Adding to a string of recent woes, consumer electronics giant Sony (NYSE:SNE) said on Tuesday that another 25 million accounts were likely hacked in its second massive security breach in less than a month.
Sony said the hackers may have stolen personal information of Sony Online Entertainment customers on April 16th and 17th, as well as certain information from an outdated database from 2007.
The personal information of account holders may have included names, addresses, email addresses, birthdates, gender, phone numbers, login names and hashed password.
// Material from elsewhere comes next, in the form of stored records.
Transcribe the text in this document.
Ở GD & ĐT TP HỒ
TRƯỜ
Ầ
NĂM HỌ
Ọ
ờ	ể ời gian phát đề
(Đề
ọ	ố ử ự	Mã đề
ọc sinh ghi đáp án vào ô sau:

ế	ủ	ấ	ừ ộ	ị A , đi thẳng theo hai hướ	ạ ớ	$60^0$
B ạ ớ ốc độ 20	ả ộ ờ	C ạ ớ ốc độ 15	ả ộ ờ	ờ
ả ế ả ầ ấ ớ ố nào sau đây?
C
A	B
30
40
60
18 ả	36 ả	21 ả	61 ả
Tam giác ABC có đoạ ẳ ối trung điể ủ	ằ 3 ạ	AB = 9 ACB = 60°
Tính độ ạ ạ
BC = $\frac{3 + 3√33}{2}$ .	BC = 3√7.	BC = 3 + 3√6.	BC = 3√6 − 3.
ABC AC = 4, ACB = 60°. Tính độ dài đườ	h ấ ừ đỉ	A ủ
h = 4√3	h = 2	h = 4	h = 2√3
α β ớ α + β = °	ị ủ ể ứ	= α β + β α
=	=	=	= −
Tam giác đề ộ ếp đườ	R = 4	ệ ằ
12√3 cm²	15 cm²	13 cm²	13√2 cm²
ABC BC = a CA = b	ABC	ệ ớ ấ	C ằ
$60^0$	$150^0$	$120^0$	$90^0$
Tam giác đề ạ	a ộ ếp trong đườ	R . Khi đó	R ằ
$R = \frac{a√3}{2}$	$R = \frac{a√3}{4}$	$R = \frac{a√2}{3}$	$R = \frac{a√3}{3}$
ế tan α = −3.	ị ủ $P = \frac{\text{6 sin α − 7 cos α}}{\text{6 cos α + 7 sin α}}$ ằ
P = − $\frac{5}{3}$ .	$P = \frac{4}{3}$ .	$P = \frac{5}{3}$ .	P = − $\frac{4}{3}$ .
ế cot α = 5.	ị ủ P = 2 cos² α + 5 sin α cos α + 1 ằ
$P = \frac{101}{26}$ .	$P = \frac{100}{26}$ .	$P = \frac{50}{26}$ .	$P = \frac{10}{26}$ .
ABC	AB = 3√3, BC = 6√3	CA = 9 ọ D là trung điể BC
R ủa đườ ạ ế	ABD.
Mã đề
The outdated database included some 12,700 non-U.S. credit or debit card numbers and expiration dates, though it excludes credit card security codes, and about 10,700 direct debit records of certain customers in Austria, Germany, Netherlands and Spain, Sony said. The hackers may also have accessed bank account numbers, customer names, account names and customer addresses.
The Tokyo-based company said it discovered the breach when engineers and security consults were reviewing the Sony Online Entertainment systems, which include its popular PlayStation gaming system. The latest revelation came a day after it announced measures to avert future cyber attacks.
Sony said that in addition to network outages and ongoing investigations with the FBI into the recent attacks, Sony Online Entertainment has also undertaken an intensive investigation into its system.
Consumers, however, have scolded Sony and its chief executive, Howard Stringer, on the breaches and its handling of the mess, criticizing the company for the continued outages of its PlayStation Network and Qriocity services.
Security expert Richard Stiennon said the breach has drawn a lot of attention, including attention from other attackers, noting it wouldn’t be surprising if hackers started searching for vulnerabilities within its other networks.
“I can’t condemn Sony, even though it appears these attacks were not very sophisticated,” said Stiennon, who serves as the chief research analyst at IT-Harvest. “If you’re a large company you’re going to have a lot of vulnerabilities.”
Sony apologized to customers on Sunday for the inconvenience caused by the outages and said it is working to restore all services.
The Japanese tech conglomerate said it is granting customers 30 days of additional time on their subscriptions and compensation them one day for each day the system is down.
Sony also intends to provide a complimentary offering to assist customers in enrolling in identity theft protection services or similar programs.